5. Consider advanced threat protection – If you manage a business network, you may already have many layers of network defense already, which is good. However, consider adding an advanced threat protection (ATP) solution to your arsenal. Legacy antivirus or antimalware solutions rely heavily on signatures to catch new threats. On the other hand, ATP solutions proactively monitor behavior to identify new malware that hasn’t been seen before. Ransomware authors are constantly tweaking their malware to get past signature solutions, literally on a daily or even hourly basis. You need more advanced malware detection solutions to catch the latest threats.

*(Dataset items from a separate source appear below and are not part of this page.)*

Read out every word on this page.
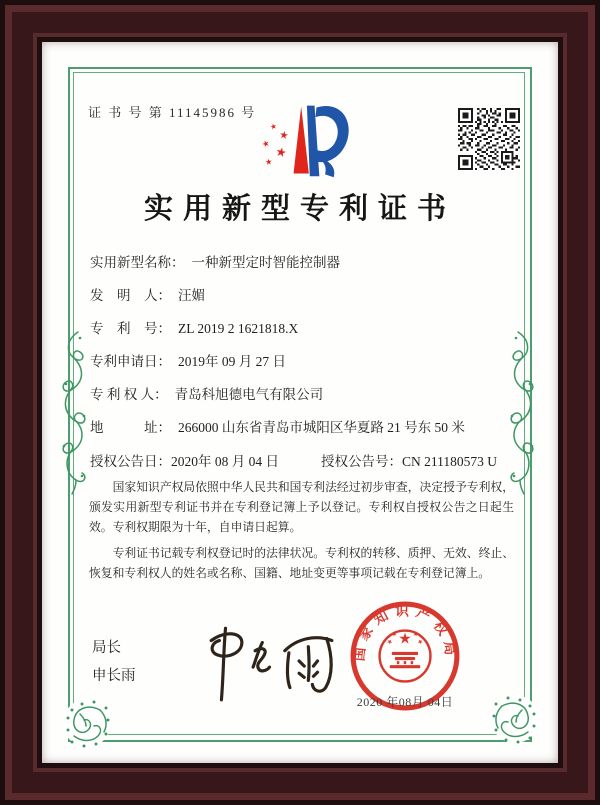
证 书 号 第 11145986 号
实用新型专利证书
实用新型名称： 一种新型定时智能控制器
发　明　人： 汪媚
专　利　号： ZL 2019 2 1621818.X
专利申请日： 2019年 09 月 27 日
专 利 权 人： 青岛科旭德电气有限公司
地　　　址： 266000 山东省青岛市城阳区华夏路 21 号东 50 米
授权公告日：2020年 08 月 04 日	授权公告号：CN 211180573 U

国家知识产权局依照中华人民共和国专利法经过初步审查，决定授予专利权，颁发实用新型专利证书并在专利登记簿上予以登记。专利权自授权公告之日起生效。专利权期限为十年，自申请日起算。

专利证书记载专利权登记时的法律状况。专利权的转移、质押、无效、终止、恢复和专利权人的姓名或名称、国籍、地址变更等事项记载在专利登记簿上。

局长
申长雨
国家知识产权局
2020 年08月 04日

6. DON’T PAY THE RANSOM! – I realize that as I give this advice, not everyone will follow it. When it comes down to it, if you’re a hospital that needs to quickly access a critical patient care file, or you’re a new parent with thousands of videos and pictures in one place, suddenly losing access to these files is unacceptable. It’s a complicated problem, and everyone will make their own decision about just how far they’ll go to regain access. That said, there are two very big problems with paying the ransom. First, these are criminals! There is no guarantee the attacker will recover your data. Second, and much more importantly, paying this ransom encourages the attacker’s behavior. Paying the ransom proves that this is a lucrative cyber crime strategy, which is why ransomware attacks have increased so much in the past few years. Recently, an FBI agent said that in some cases they have to recommend victims pay ransoms if they really need their files back. I, however, think this is horrible advice, and if we keep paying, we should expect to keep getting targeted.

Ransomware is nefarious because it’s a threat that targets all equally. Everyone from the average consumer to grandmothers, to banks, to clinics, to critical infrastructure organizations have important digital data that they value or rely on to do business. Ransomware is effective because it targets that data directly. If you take anything from this article, realize that ransomware is likely going to be the biggest cyber threat in 2016 and that if can affect you no matter what type of computer of mobile device you use. Protect yourself from becoming a ransomware target by keeping the above tips in mind. Take the defense of your important files into your own hands.